Not all my cooking creations are successful. The first time I tried cooking Hungarian stuffed cabbage rolls—a dish I was brought up on by my mother and great-grandmother—the rolls all fell apart. I didn’t know the trick of trimming the thick “veins” in the cabbage leaves, and I don’t remember parboiling and coring the cabbage.

This week, I got it right. First of all, I consulted with my brother, who is by far the best cook in the family. Then he sent me the recipe he uses. Here it is.

It took me five hours to cook the cabbage rolls from start to finish, though much of that time was waiting for the rolls to boil for 1½ to 2 hours. I used four different kind of meats in my recipe: smoked Hungarian gyulai kolbasz, Hickory smoked bacon, ground pork, and ground beef. Fortunately, there’s a great butcher shop at Alpine Village in Torrance which has several different types of kolbasz.

Once you make stuffed cabbage rolls, it’s easy to cook enough to feed a family for several days. Our lasted five days, with some left over that we had to discard because i have a rule that no cooked dish I make can be eaten for more than five days.

If you should try the recipe, be sure to get some fresh dill and some marjoram and—most important of all—real Hungarian paprika from Szeged, Hungary. The Spanish stuff has the color, but not the flavor.

27. Magyar Majális és Tavaszi Fesztival

Don’t Worry If You Can’t Read This

Every year on the first Sunday in May, the Grace Hungarian Reformed Church in Reseda has a festival with authentic Magyar cuisine and Mothers’ Day entertainment. Unlike previous years, I couldn’t find any mention of the festival on the Church’s website. Martine made the perfectly logical suggestion for me to call the Church, except she made it to the wrong person. I have something of a telephone phobia, especially when I’m calling people I do not personally know. So Martine went and made the phone call herself. And yes, the festival was taking place at the usual time and place.

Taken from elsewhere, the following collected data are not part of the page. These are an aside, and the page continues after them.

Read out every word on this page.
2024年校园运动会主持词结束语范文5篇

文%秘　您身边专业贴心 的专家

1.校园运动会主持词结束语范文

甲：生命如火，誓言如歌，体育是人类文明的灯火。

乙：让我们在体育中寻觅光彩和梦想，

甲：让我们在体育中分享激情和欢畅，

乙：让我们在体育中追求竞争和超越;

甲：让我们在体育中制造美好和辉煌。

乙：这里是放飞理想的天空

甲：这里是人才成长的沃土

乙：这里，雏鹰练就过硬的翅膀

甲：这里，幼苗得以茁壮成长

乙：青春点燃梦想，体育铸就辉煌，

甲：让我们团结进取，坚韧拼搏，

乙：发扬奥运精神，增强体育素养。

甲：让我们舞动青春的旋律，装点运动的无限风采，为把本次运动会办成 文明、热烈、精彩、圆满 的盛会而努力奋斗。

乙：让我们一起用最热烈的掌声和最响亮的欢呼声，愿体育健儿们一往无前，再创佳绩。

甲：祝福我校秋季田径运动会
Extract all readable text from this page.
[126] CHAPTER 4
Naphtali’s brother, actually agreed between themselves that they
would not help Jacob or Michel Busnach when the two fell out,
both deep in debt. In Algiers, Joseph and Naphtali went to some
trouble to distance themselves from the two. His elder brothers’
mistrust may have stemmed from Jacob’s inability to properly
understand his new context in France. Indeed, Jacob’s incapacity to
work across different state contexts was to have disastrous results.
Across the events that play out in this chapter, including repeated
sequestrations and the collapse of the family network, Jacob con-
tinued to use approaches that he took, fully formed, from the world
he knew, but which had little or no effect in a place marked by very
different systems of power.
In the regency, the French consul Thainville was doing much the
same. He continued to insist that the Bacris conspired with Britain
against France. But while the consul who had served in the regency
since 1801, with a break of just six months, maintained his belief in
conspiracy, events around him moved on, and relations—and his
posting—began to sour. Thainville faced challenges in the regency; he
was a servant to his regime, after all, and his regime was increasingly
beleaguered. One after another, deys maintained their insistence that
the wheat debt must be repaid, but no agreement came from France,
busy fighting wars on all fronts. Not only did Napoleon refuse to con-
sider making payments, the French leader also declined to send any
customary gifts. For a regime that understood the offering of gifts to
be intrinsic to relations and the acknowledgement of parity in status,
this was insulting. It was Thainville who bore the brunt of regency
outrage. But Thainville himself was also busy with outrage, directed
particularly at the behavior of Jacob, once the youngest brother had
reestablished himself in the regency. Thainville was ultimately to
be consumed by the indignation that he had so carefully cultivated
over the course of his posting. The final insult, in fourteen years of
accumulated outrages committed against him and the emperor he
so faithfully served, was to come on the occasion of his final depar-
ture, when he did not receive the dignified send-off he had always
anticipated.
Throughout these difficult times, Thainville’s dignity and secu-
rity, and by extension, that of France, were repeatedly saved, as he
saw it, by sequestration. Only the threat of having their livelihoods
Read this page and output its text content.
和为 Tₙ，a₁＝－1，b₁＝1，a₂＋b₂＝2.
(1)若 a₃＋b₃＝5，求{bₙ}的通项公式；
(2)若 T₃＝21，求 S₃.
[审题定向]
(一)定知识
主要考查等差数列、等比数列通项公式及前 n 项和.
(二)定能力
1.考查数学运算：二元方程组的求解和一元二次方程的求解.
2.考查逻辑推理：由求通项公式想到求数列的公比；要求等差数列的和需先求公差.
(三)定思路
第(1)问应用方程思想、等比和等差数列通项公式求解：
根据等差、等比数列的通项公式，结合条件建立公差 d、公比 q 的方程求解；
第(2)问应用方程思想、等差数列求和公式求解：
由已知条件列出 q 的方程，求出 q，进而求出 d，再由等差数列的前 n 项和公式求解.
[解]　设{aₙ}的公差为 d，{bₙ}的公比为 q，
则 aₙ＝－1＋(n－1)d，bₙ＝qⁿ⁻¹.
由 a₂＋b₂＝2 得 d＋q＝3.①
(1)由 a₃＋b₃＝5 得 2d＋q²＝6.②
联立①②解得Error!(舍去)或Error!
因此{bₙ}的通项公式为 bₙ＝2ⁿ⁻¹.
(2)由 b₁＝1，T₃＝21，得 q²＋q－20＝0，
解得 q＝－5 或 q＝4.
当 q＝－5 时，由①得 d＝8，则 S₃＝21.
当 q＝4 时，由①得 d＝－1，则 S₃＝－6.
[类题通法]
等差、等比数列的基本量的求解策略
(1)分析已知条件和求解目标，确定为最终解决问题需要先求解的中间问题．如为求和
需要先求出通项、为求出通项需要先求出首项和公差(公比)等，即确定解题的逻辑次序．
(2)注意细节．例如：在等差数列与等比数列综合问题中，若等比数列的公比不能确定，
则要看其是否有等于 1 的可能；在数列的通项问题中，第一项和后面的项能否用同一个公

My rudimentary knowledge of my native language prevents me from being able to translate the above information sheet in its entirety, but I got the gist of it. The festival is a combination Spring, May Day, and Mothers’ Day event. For an admission fee of five dollars, one could have some of the best homemade Hungarian food in Southern California. For lunch, I went for the Gulyás Leves, usually referred to in English as Hungarian Goulash. What most Americans don’t know is that it is a hearty beef and vegetable soup served with chile peppers. After the kiddie Mothers’ Day entertainment, which was exceedingly cute, we ordered two stuffed cabbage dinners to go, which furnished our supper once we got home.

The highlight of Hungarian cuisine for Martine—and, in fact, for most Hungarians—is the pastry, particularly a kind of cheesecake referred to as crémes, pronounced KRAY-mesh. I get the impression that Hungarians in a pastry shop are even more dangerous than bulls in a china shop, and that they are not above packing away 25,000 calories or more.

This is aided and abetted by the Hungarian love of a fried dough concoction called lángos (pronounced LAHN-goash), richly slathered with sour cream, cheese, or garlic. It’s very like Indian fry bread, except with a different selection of toppings.